Handicapping without a net


INGLEWOOD, Calif. - Handicappers who believe that current form and class still count for something will have a tough time interpreting High Wire Act in the feature race Thursday at Hollywood Park.

High Wire Act has no current form, having not raced in more than four months. As for class, the 6-year-old High Wire Act has not hit the board since January 2001. Twenty-two months later, who knows where he fits?

Trainer John Shirreffs may know.

"I haven't seen the field, but he's training well," he said. "We stopped on him and changed some things."

It helped. High Wire Act has been working sharply, like a horse ready for a peak effort first start back. Thursday, he returns in a seven-furlong allowance against a moderate field that lacks an obvious favorite.

Questions surround most of the eight starters. The Bob Baffert-trained So Urgent and Skip to the Stone ran poorly in respective comebacks last month; both should improve. Golden Hare was fortunate to win a nonwinners-of-two-other-than allowance on a controversial disqualification, and faces tougher. Capo Di Capo has tailed off. Lugny has never tried dirt. Not for Me goes route to sprint. And Last Parade may not be good enough anymore.

High Wire Act was well regarded from the start. He won his January 1999 debut via disqualification, stretched out and beat winners in his second start, then followed with a third-place finish in the Grade 2 San Felipe. A son of End Sweep, High Wire Act stalled with an eighth-place finish in the Santa Anita Derby, and subsequently was sidelined for nearly 15 months.

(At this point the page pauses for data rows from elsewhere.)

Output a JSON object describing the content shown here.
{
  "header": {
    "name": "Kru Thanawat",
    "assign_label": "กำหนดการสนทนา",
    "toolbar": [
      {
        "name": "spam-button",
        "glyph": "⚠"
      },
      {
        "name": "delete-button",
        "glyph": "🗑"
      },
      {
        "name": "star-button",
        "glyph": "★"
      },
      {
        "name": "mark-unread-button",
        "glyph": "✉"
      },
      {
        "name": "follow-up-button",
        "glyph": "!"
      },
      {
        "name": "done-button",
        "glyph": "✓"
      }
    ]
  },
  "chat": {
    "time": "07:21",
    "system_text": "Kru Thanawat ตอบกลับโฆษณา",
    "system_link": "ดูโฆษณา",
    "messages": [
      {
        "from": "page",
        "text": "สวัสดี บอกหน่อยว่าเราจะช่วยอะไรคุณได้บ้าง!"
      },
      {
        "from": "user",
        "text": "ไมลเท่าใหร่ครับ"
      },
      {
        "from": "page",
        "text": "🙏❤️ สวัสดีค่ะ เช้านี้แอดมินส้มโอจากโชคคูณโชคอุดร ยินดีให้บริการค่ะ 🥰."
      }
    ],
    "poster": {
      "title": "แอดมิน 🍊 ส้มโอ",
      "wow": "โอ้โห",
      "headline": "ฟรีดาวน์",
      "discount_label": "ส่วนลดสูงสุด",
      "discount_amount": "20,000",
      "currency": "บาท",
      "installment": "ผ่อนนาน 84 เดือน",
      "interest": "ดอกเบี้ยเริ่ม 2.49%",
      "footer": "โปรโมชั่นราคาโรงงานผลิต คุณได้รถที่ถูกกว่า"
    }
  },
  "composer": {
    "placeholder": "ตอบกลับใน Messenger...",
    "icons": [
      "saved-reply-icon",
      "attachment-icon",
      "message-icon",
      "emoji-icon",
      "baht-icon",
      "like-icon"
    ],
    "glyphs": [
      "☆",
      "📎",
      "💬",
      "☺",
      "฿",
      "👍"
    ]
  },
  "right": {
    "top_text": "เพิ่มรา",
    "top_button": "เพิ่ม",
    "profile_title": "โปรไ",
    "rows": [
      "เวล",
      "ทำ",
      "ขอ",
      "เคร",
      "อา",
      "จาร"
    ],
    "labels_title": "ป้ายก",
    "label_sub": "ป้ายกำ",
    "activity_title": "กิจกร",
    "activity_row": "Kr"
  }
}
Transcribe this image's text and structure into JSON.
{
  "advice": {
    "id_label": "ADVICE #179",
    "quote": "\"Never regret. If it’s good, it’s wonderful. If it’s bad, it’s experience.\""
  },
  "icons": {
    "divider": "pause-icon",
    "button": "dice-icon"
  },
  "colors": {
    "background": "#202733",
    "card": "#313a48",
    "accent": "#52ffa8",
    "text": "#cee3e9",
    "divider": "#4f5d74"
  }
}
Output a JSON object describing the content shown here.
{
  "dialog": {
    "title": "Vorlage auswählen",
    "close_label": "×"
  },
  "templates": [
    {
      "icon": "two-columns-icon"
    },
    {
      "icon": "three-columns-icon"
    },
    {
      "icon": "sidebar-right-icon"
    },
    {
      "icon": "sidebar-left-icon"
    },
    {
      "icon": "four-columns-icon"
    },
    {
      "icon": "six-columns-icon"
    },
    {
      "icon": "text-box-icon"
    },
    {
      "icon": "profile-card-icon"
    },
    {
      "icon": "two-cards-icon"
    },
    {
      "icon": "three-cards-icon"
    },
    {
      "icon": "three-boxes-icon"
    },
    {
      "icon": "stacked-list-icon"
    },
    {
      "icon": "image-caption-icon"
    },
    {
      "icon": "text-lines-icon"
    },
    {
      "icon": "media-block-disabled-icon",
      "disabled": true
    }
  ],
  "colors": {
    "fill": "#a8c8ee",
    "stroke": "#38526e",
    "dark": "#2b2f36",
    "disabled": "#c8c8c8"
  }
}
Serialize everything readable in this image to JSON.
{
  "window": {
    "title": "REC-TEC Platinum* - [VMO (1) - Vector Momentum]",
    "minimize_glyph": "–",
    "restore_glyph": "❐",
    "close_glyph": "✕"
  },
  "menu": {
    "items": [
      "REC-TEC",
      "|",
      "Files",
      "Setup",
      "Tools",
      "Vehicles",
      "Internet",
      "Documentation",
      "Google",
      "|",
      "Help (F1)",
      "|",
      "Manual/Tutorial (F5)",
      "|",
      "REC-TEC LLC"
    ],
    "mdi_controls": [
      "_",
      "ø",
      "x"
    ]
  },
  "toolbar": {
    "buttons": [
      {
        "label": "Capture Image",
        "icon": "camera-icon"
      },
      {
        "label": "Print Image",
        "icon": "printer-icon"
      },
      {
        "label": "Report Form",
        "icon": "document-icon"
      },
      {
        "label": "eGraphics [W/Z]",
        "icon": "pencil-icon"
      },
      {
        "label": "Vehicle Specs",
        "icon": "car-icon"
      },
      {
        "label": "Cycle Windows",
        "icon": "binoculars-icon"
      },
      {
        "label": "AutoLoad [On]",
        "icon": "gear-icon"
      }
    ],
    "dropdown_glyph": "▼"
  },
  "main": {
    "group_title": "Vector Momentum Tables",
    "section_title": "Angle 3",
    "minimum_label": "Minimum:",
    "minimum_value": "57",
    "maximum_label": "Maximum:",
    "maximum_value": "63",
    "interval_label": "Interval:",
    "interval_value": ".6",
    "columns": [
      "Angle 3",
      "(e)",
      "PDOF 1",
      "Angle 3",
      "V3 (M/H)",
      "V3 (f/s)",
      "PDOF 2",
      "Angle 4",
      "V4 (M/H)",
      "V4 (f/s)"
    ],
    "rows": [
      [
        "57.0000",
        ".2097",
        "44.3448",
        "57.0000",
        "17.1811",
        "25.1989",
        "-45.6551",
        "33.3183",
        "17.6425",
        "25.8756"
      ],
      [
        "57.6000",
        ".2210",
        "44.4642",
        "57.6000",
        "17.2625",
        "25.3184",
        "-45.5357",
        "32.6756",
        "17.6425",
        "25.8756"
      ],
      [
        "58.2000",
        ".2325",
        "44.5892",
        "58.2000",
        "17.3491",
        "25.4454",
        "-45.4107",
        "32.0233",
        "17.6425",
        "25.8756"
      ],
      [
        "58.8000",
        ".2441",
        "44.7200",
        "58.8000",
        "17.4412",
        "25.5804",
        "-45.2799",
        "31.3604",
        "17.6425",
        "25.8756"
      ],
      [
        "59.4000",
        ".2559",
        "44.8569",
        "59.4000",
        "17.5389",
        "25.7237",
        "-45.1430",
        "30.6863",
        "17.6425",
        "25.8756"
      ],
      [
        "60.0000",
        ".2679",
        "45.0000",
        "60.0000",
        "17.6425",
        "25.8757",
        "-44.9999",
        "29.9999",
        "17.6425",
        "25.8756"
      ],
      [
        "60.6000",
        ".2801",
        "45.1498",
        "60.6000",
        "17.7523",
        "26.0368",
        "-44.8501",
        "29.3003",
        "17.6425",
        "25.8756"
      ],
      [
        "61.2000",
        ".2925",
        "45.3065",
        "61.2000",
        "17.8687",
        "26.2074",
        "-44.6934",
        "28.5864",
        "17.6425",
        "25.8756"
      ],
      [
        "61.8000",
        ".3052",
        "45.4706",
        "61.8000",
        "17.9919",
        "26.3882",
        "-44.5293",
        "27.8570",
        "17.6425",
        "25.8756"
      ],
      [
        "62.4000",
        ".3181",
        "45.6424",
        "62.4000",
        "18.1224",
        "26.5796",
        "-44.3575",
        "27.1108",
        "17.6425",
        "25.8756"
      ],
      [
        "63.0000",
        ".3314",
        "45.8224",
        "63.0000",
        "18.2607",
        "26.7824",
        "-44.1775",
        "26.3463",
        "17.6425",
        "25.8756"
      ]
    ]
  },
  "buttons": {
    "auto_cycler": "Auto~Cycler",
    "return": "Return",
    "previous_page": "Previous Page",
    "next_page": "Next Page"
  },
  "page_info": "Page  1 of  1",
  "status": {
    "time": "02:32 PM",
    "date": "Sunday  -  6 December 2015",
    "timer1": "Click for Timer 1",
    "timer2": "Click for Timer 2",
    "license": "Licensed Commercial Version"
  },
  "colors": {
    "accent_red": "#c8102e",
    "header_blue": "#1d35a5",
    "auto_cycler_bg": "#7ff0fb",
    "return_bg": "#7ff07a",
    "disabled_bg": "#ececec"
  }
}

He has been mostly a benchwarmer since. High Wire Act started five times in 2000, three times in 2001, and on Thursday is making only his second start of 2002. Still, he always has had a touch of quality, runs well fresh, and figures off his best effort.

"The thing you have to wonder about is he has been training at Santa Anita," Shirreffs said. "[Hollywood] is deeper, and it's different material."

Shirreffs was able to work High Wire Act once at Hollywood, but he remains uncertain if High Wire Act can produce a peak performance after training most of the fall at Santa Anita.

His concern is valid. The Santa Anita surface is not as deep, and horses working at Santa Anita frequently produce fast work times. Conversely, horses training regularly at Hollywood Park typically work slower, but gain more fitness over the deeper Hollywood track.